Transgender Day of Remembrance

Over at The Feminist Wire, Princess Harmony writes an important essay about the Transgender Day of Remembrance, which takes place every year on November 20th and serves as a day of communal mourning for all the lives lost to anti-transgender violence. Princess Harmony reminds us of the struggles and injustices that trans people--specifically trans women of color--face on a daily basis and how their lives are seen as disposable, as not grievable. The Transgender Day of Remembrance makes a space for mourning and shows how essential it is to remember and honor the dead:

On November 20, 2013, Transgender Day of Remembrance, take a moment to remember the extraordinary lives that trans women of color live in order to survive in this hostile society. Remember that while we might not live the way you live, or share in all of your struggles, we too suffer under a patriarchy that wants to control all of us and destroy those of us who resist its’ control. If trans women aren’t killed by lovers or by clients, we are killed by the police that are supposed to protect all citizens, or we are killed by prejudiced doctors and emergency personnel that refuse to do their jobs. When a sister dies, does she get justice? Most of the time, the answer is no. If the defendants don’t give the “trans panic” defense, then some other failure of the justice system will take place. That is, if the murderers are even arrested or if the death is investigated.
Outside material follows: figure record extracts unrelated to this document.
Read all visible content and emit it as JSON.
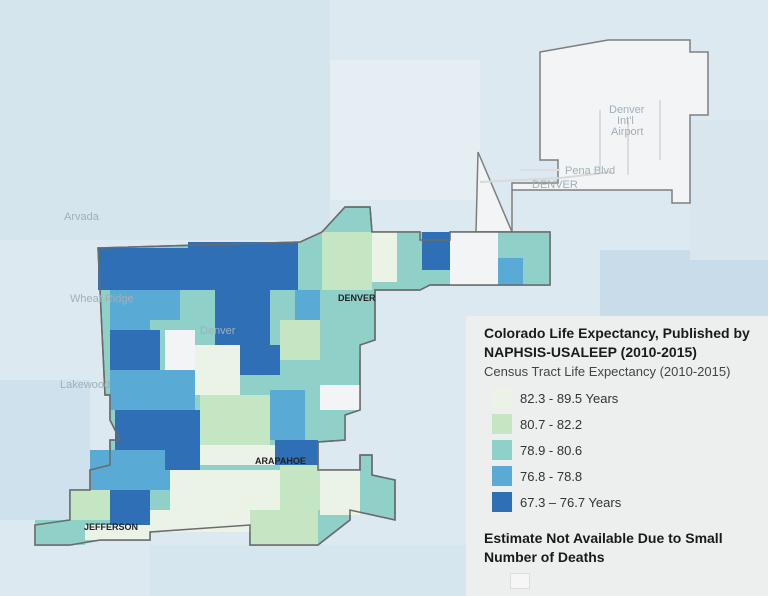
{
  "legend": {
    "title": "Colorado Life Expectancy, Published by NAPHSIS-USALEEP (2010-2015)",
    "subtitle": "Census Tract Life Expectancy (2010-2015)",
    "classes": [
      {
        "label": "82.3 - 89.5 Years",
        "color": "#eaf3e6"
      },
      {
        "label": "80.7 - 82.2",
        "color": "#c4e6c2"
      },
      {
        "label": "78.9 - 80.6",
        "color": "#8fd0c8"
      },
      {
        "label": "76.8 - 78.8",
        "color": "#5aaad6"
      },
      {
        "label": "67.3 – 76.7 Years",
        "color": "#2e6fb5"
      }
    ],
    "not_available": {
      "label": "Estimate Not Available Due to Small Number of Deaths",
      "color": "#f6f6f6"
    }
  },
  "map_labels": {
    "denver_county": "DENVER",
    "arapahoe_county": "ARAPAHOE",
    "jefferson_county": "JEFFERSON",
    "airport_1": "Denver",
    "airport_2": "Int'l",
    "airport_3": "Airport",
    "pena_blvd": "Pena Blvd",
    "denver_airport_area": "DENVER",
    "city_denver": "Denver",
    "wheat_ridge": "Wheat Ridge",
    "lakewood": "Lakewood",
    "arvada": "Arvada"
  }
}
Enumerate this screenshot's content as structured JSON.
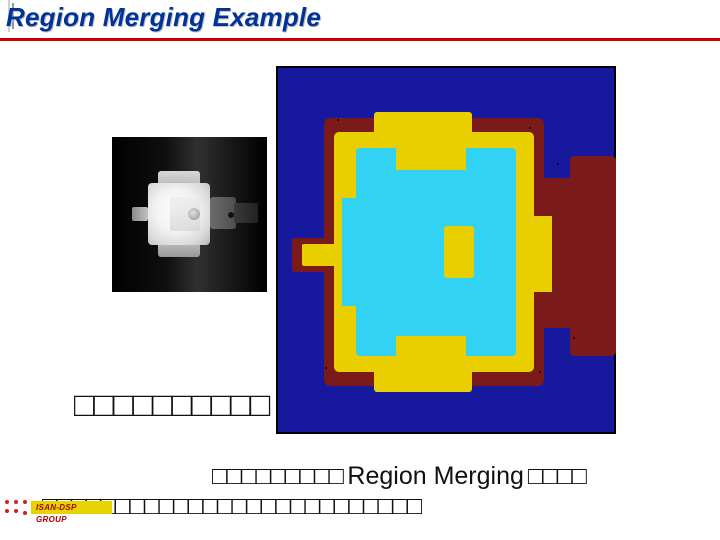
{
  "title": "Region Merging Example",
  "colors": {
    "title": "#003399",
    "rule": "#cc0000",
    "segmented_bg": "#16199e",
    "maroon": "#7a1a1a",
    "yellow": "#e9cf00",
    "cyan": "#32d2f2",
    "badge_bg": "#e6d400",
    "badge_text": "#aa0000",
    "dot": "#d41f1f"
  },
  "left_image": {
    "desc": "grayscale X-ray like image of a mechanical spool on black"
  },
  "right_image": {
    "type": "segmented",
    "regions": [
      "blue-background",
      "maroon-border",
      "yellow-mid",
      "cyan-core"
    ],
    "edge_speckle": true
  },
  "captions": {
    "line1_boxes": "□□□□□□□□□□",
    "line2_pre_boxes": "□□□□□□□□□",
    "line2_mid": "Region Merging",
    "line2_post_boxes": "□□□□",
    "line3_boxes": "□□□□□□□□□□□□□□□□□□□□□□□□□□"
  },
  "footer": {
    "group": "ISAN-DSP GROUP"
  }
}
If what I have written has not delivered the message, then I will say it as clearly as I can: the lives of trans women of color are often impossibly difficult, and yet, many of us are able to survive. We live on as daughters, friends, lovers, coworkers, and as humans. Remember that we are human beings just like you. We struggle with life’s challenges and we survive in spite of a patriarchy that tries to destroy us, similar to many of you. Our deaths may go unheeded by the majority, but know that trans women hurt every time each one of us dies unjustly. Transgender Day of Remembrance (TDOR) is a sacred day. It is a day to mourn those we have lost, whether we knew them or not. It should be a day for mourning and nothing else. It is a day that we mourn our dead, many of whom do not get mourned on any day other than TDOR. It is also the day that our anger boils down to us seeking justice for those who have not received it.